I don’t really have a connection with Mr. Williams. We didn’t go to the same schools, we don’t work in similar fields. LinkedIn tells me that we have two connections in common. I know nothing about him except that the last time I connected with him on LinkedIn he decided to take this as an invitation to spam me with money requests for his foundation. A foundation he didn’t really tell me anything other than “we give money for scholarships.”
Even more crazy is that Mr. Williams sent me an invite that says “I trust you and I’d like you to be part of my LinkedIn network.” I’m not sure who you are or who you think I am, but I don’t think you know me well enough to trust me.
I’m not against reconnecting with Mr. Williams again, but I want to be sure he understands that just because we connect on LinkedIn doesn’t mean I want to be added to his begging list. I looked for a way through LinkedIn to send Mr. Williams a response. But I can’t. My two choices are to ignore him or report spam. I think I’ll ignore him, for now.

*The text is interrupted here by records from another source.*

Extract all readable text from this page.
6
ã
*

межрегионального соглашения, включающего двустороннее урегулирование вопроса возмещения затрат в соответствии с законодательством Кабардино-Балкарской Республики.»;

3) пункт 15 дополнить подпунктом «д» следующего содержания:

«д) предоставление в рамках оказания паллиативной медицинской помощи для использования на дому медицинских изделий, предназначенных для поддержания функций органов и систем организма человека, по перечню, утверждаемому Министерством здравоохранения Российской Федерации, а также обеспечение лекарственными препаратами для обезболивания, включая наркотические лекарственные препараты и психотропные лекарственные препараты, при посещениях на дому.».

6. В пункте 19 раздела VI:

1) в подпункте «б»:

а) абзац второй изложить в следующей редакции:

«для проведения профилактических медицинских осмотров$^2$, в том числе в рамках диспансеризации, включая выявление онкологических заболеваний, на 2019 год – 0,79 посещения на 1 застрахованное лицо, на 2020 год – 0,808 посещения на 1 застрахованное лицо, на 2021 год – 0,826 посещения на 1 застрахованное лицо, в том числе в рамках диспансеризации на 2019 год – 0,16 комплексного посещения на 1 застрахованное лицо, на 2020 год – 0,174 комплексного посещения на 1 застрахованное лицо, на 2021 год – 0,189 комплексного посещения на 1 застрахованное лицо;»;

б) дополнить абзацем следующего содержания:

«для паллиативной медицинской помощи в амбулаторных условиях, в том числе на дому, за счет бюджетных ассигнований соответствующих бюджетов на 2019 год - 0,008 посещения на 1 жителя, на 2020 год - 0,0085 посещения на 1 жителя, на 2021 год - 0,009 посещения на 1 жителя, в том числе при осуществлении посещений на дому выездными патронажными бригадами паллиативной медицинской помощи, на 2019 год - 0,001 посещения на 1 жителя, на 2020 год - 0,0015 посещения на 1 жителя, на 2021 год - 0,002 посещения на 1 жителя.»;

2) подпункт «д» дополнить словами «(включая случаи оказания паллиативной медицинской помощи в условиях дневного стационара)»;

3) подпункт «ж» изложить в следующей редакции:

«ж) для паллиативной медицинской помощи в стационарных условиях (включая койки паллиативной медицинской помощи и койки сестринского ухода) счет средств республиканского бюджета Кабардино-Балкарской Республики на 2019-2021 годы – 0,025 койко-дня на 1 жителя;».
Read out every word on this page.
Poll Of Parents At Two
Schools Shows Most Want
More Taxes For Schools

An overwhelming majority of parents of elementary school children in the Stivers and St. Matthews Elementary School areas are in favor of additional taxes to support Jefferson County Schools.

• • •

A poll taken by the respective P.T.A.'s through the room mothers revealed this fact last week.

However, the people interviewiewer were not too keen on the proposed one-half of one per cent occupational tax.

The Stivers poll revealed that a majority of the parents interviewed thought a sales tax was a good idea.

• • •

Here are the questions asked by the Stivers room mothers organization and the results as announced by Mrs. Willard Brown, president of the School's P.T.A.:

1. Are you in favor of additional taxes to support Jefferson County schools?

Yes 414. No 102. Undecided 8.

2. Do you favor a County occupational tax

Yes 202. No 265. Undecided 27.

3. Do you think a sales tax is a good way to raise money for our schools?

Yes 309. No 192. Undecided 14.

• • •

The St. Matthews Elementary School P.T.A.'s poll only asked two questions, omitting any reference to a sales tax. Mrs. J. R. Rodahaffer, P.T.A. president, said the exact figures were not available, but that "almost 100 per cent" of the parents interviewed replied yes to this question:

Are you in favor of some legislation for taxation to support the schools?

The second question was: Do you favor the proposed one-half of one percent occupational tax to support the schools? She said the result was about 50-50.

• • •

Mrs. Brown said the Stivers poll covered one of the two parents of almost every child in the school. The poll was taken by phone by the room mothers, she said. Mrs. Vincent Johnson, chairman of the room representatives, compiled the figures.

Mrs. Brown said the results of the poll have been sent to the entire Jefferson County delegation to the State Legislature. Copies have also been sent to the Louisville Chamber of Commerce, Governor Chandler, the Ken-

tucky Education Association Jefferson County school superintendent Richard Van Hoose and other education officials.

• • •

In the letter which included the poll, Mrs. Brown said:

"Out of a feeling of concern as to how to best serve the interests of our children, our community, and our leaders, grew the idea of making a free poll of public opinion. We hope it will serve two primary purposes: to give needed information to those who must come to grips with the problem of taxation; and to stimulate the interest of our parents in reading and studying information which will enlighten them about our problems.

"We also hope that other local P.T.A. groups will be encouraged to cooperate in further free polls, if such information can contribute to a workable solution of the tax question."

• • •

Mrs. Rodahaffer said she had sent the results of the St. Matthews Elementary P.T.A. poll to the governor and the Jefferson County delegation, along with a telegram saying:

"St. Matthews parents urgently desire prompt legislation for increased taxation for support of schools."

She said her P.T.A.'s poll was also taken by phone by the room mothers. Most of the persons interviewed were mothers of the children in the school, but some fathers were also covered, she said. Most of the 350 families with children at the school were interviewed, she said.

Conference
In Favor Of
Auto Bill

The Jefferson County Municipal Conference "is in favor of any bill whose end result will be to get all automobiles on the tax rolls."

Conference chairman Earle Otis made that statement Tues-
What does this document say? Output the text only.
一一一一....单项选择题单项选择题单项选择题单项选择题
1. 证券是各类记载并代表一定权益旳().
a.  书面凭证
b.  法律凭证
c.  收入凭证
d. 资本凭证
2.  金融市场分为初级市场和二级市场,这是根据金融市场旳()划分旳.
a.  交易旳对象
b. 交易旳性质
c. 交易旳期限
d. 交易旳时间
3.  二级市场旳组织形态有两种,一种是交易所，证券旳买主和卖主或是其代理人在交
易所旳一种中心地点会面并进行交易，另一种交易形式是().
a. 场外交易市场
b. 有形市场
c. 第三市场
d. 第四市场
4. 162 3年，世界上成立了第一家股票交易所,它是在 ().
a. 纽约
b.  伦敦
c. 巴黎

One thing LinkedIn does to stop this problem is get feedback from users. When I click Ignore on the invite I get the opportunity to tell LinkedIn “I don’t know this person.” Hopefully, telling them I don’t know this person will stop future invites.
Social networks are a great thing and allow people to connect and create communities and interact with one another. Stopping users from abusing other members of the network is an important part of that community building framework.